I like others added additional cooling to the amp. This was done by adding five 48 volt fans. They were mounted to pieces of aluminum angle iron and fit perfectly atop the heat sinks.
Another thing I decided to do was to keep the amp as modular and easy to swap out components as possible. Therefore on the HP server power supply I attached the 240 VAC and 50 VDC with push on connectors. I also salvaged a connector from an old computer to plug into the pin matrix to get the power supply to turn on. This way if the power supply ever failed I can just order another one and plug it in.
When I purchased the amp I was also very fortunate to get the original J2 and RF cables! This made getting the amp on the air hundreds of times easier.
This amp will put out over 1000W with just over 10w drive. It’s capable of putting out legal limit but I have no intentions of ever driving it that hard as the custom components are likely not replaceable and the these amps are becoming scarce.
For the moment I will be driving this amp with an Icom 7100. Because of the Icom overshoot on transmit I had to fabricate an attenuator to prevent the 7100 from overdriving the amp. I picked up a W6PQL attenuator board and mounted it to a piece of heat sink. I added two BNC connectors and it goes on the transmit side of the rf relays.
Attenuator for IC-7100
I have a lot of other plans for the amp. I am going to mount the amp in my rack and will make a custom front panel which will integrate the original status LEDs (see below) as well as a custom monitoring system.
This monitoring system is based on an ESP8266. It has five DS18B20 temperature sensors mounted under each of the fans on the heatsinks. There is an LCD that displays the status of the amplifier and if a module is overheating. I don’t know what the normal operational temperature will be yet but there will be a caution threshold which will turn on a yellow LED and display which module has the issue.
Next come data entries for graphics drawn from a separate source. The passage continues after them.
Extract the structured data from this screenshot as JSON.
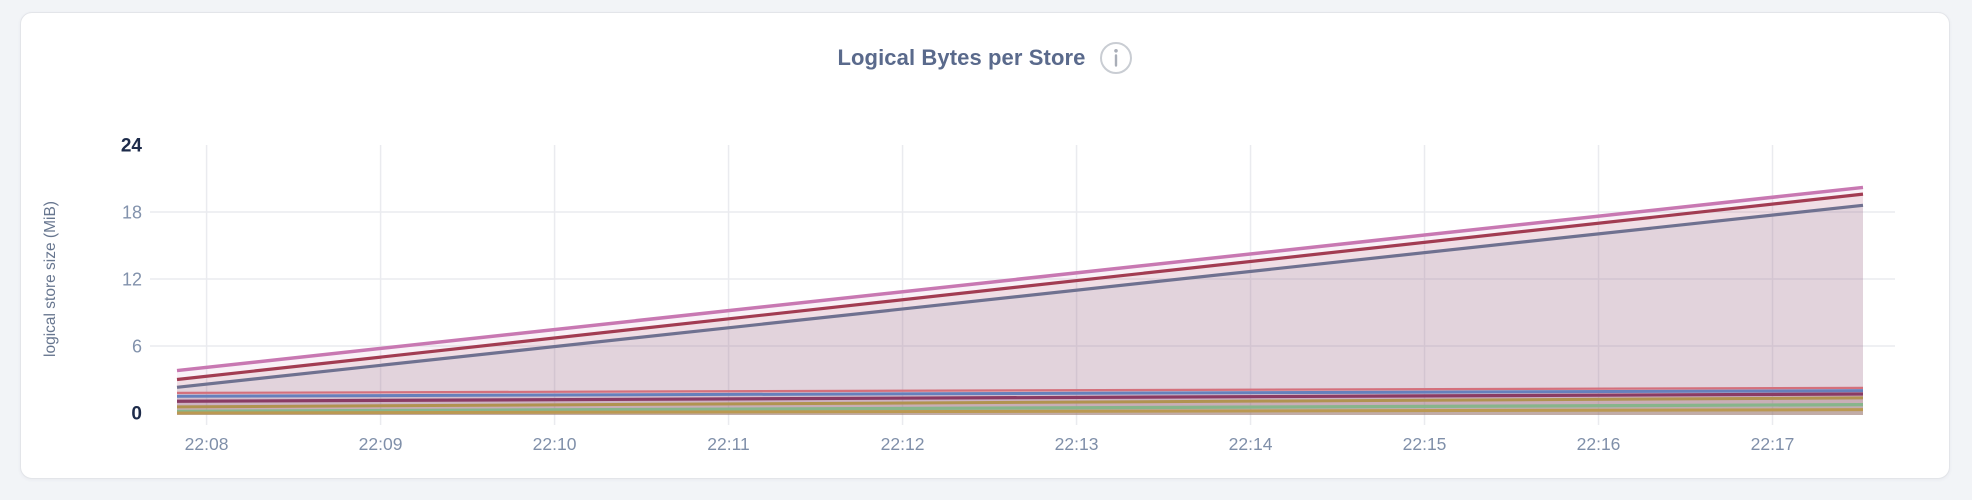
{
  "page": {
    "background": "#f2f4f7"
  },
  "card": {
    "background": "#ffffff",
    "border_color": "#e3e5e9"
  },
  "header": {
    "title": "Logical Bytes per Store",
    "info_icon": "info"
  },
  "chart_data": {
    "type": "area",
    "title": "Logical Bytes per Store",
    "xlabel": "",
    "ylabel": "logical store size (MiB)",
    "legend": null,
    "grid": {
      "visible": true,
      "color": "#eaebef"
    },
    "x_axis": {
      "tick_labels": [
        "22:08",
        "22:09",
        "22:10",
        "22:11",
        "22:12",
        "22:13",
        "22:14",
        "22:15",
        "22:16",
        "22:17"
      ],
      "tick_minutes": [
        8,
        9,
        10,
        11,
        12,
        13,
        14,
        15,
        16,
        17
      ],
      "domain_minutes": [
        7.83,
        17.52
      ],
      "tick_color": "#7f8fa9"
    },
    "y_axis": {
      "ticks": [
        0,
        6,
        12,
        18,
        24
      ],
      "bold_ticks": [
        0,
        24
      ],
      "domain": [
        0,
        24
      ],
      "gridline_values": [
        6,
        12,
        18
      ],
      "tick_color_normal": "#8292ac",
      "tick_color_bold": "#1d2b4a",
      "axis_title_color": "#67768f"
    },
    "series": [
      {
        "id": "series-1",
        "color": "#c878b2",
        "stroke_width": 3.5,
        "fill_opacity": 0.1,
        "points_min_mib": [
          [
            7.83,
            3.8
          ],
          [
            17.52,
            20.2
          ]
        ]
      },
      {
        "id": "series-2",
        "color": "#a23c52",
        "stroke_width": 3.2,
        "fill_opacity": 0.1,
        "points_min_mib": [
          [
            7.83,
            3.0
          ],
          [
            17.52,
            19.6
          ]
        ]
      },
      {
        "id": "series-3",
        "color": "#6f7190",
        "stroke_width": 3.2,
        "fill_opacity": 0.1,
        "points_min_mib": [
          [
            7.83,
            2.3
          ],
          [
            17.52,
            18.6
          ]
        ]
      },
      {
        "id": "series-4",
        "color": "#d4707c",
        "stroke_width": 2.2,
        "fill_opacity": 0.1,
        "points_min_mib": [
          [
            7.83,
            1.8
          ],
          [
            17.52,
            2.25
          ]
        ]
      },
      {
        "id": "series-5",
        "color": "#6680bc",
        "stroke_width": 3.0,
        "fill_opacity": 0.1,
        "points_min_mib": [
          [
            7.83,
            1.5
          ],
          [
            17.52,
            2.0
          ]
        ]
      },
      {
        "id": "series-6",
        "color": "#8a3b64",
        "stroke_width": 3.2,
        "fill_opacity": 0.1,
        "points_min_mib": [
          [
            7.83,
            1.05
          ],
          [
            17.52,
            1.7
          ]
        ]
      },
      {
        "id": "series-7",
        "color": "#b19350",
        "stroke_width": 3.0,
        "fill_opacity": 0.1,
        "points_min_mib": [
          [
            7.83,
            0.55
          ],
          [
            17.52,
            1.35
          ]
        ]
      },
      {
        "id": "series-8",
        "color": "#87b58b",
        "stroke_width": 3.2,
        "fill_opacity": 0.1,
        "points_min_mib": [
          [
            7.83,
            0.15
          ],
          [
            17.52,
            0.75
          ]
        ]
      },
      {
        "id": "series-9",
        "color": "#bb9952",
        "stroke_width": 3.0,
        "fill_opacity": 0.1,
        "points_min_mib": [
          [
            7.83,
            0.0
          ],
          [
            17.52,
            0.3
          ]
        ]
      }
    ]
  }
}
If the module exceeds a second threshold a red LED will light and the ptt from the IC-7100 will be disabled until the amplifier cools down. In addition to the local display the ESP8266 also reports into a Raspberry Pi which also monitors and controls other aspects of the radio station. This status console is available on any device that has a web browser. I may even integrate the Harris LED status into the console as well down the road.
Update: the amp is up and running! There is a little house keeping to still be done and I’m going to get the front panel finished before putting it in the rack.